Figura na Constituição Federal do Brasil, em seu Artigo 5°, inciso seis, as palavras que garantem que “é inviolável a liberdade de consciência e de crença, sendo assegurado o livre exercício dos cultos religiosos e garantida, na forma da lei, a proteção aos locais de culto e a suas liturgias”; na Declaração Universal dos Direitos Humanos, em seu Artigo XVIII, mais palavras de garantia e segurança, tais como “toda pessoa tem direito à liberdade de pensamento, consciência e religião; este direito inclui a liberdade de mudar de religião ou crença e a liberdade de manifestar essa religião ou crença, pelo ensino, pela prática, pelo culto e pela observância, isolada ou coletivamente, em público ou em particular”. No século passado perceberam-se avanços significativos nos instrumentos de regulamentação da vida em sociedade, mas são flagrantes os atos de preconceitos que insistem em suas ocorrências, estimulados e tantas vezes fruto dos rigores da intervenção e especulação da Santa Igreja, que insiste em ser única, e dos seus dissidentes, os que protestaram e seguem protestantes. Todo preconceito parte da ignorância, do desconhecimento, e o que mais pesa à comunidade de terreiro é o estigma e o preconceito. O sincretismo religioso deu nome de santos católicos às divindades da religião afrobrasileira justamente para livrar os homens da religião negra das perseguições dos tribunais católicos. Hoje, a perseguição, como todas as formas de preconceito no Brasil, é velada, mas presente por meio das armas da violência simbólica que substitui os obsoletos instrumentos de repressão forjados à época inquisitorial. Interessante é perceber que o discurso legitimado das Igrejas e o discurso dos segmentos oprimidos, que se mantiveram burlando a vigilância da opressão, chocam-se num diálogo de autodefesa, na tentativa de destruir o Outro, para se legitimar e poder existir.

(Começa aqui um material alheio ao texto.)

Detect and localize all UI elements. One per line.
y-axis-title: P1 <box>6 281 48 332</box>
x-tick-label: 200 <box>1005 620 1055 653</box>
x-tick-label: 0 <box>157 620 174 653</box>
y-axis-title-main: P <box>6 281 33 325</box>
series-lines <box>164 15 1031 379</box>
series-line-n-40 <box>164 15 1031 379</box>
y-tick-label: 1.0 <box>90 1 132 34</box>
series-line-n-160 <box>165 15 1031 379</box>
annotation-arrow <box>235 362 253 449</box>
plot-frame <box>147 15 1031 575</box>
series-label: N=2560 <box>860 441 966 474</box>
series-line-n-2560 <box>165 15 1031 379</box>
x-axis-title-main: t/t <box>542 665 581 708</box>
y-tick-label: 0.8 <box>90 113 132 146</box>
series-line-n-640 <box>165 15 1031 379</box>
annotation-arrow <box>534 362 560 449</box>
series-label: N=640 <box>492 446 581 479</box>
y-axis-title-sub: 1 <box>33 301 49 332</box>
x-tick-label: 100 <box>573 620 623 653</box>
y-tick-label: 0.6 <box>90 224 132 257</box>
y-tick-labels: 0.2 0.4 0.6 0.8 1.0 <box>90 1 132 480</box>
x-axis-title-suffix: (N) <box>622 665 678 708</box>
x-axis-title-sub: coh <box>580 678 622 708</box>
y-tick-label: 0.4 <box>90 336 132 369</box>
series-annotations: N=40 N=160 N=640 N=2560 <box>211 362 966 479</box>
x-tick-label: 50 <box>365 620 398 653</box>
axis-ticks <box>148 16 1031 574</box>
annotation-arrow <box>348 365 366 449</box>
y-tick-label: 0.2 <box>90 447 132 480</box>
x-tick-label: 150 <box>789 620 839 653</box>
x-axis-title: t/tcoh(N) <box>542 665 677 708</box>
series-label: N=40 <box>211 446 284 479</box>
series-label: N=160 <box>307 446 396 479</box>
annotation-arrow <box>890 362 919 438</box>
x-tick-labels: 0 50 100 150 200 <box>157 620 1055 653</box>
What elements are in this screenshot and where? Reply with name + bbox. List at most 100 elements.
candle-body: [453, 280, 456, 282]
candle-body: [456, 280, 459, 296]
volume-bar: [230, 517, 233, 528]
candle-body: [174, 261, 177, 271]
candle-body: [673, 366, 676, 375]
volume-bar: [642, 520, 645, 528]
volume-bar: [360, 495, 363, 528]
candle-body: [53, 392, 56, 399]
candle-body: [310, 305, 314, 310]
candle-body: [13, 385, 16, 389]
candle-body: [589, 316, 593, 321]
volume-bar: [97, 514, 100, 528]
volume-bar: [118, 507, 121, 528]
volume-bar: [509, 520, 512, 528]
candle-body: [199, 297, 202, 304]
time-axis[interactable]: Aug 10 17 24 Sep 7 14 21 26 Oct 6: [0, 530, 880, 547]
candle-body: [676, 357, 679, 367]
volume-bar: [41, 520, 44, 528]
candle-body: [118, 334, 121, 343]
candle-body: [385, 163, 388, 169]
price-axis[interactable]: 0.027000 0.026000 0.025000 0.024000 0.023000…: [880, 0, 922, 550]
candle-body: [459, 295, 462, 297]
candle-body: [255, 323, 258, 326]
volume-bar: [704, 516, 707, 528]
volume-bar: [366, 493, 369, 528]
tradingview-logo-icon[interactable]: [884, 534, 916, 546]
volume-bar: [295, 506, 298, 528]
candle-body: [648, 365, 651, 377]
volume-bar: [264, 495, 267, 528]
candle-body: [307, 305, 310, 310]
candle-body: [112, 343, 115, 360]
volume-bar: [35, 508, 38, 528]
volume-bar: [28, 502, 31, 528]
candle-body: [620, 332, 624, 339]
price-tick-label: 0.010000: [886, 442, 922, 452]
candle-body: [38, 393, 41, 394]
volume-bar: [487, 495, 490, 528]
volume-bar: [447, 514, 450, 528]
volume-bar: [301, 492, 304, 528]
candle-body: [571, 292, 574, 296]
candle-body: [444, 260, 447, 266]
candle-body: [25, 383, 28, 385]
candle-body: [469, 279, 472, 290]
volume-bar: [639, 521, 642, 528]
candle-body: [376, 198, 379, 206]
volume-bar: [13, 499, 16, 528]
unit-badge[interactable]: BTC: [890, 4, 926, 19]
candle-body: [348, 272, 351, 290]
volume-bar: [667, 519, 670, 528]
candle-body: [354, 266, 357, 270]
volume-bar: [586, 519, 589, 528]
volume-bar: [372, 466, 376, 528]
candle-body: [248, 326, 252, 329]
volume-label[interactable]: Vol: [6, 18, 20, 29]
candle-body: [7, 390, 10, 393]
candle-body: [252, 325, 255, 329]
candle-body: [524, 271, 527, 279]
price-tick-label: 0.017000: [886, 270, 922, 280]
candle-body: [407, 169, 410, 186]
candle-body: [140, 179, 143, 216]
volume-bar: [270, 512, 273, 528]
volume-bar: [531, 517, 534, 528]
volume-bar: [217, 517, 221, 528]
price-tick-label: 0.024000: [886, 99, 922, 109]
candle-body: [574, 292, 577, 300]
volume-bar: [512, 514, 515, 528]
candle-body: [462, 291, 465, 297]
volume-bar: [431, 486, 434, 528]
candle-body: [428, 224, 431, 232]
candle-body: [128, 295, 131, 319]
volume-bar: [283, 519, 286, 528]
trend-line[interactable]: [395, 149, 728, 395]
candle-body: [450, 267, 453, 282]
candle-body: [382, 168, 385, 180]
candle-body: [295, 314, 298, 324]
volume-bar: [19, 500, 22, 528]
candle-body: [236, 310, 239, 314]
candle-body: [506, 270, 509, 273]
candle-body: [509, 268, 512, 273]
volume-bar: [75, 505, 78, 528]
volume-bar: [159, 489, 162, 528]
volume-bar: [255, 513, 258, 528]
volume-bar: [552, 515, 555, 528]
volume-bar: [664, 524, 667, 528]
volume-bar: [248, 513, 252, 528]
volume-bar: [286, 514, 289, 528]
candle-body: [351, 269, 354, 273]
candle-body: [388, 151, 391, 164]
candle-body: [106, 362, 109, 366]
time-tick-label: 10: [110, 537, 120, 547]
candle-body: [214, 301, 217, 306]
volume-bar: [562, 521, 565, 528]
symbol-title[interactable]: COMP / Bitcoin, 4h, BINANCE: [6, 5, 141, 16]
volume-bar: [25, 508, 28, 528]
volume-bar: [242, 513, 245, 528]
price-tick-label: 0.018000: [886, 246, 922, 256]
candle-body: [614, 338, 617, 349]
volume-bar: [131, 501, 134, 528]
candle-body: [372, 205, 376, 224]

É importante destacar que
“Quando me identifico com o outro, vivencio sua dor precisamente na categoria do outro, e a reação que ela suscita em mim não é o grito de dor, e sim a palavra de reconforto e o ato de assistência. Relacionar o que se viveu ao outro é a condição necessária de uma identificação e de um conhecimento produtivo, tanto ético quanto estético. A atividade estética propriamente dita começa justamente quando estamos de volta a nós mesmos, quando estamos no nosso próprio lugar, fora da pessoa que sofre, quando damos forma e acabamento ao material recolhido mediante a nossa identificação com o outro, quando o completamos com o que é transcendente à consciência que a pessoa que sofre tem do mundo das coisas, um mundo que desde então se dota de uma nova função, não mais de informação, mas de acabamento (BAKHTIN, 1992, p. 47).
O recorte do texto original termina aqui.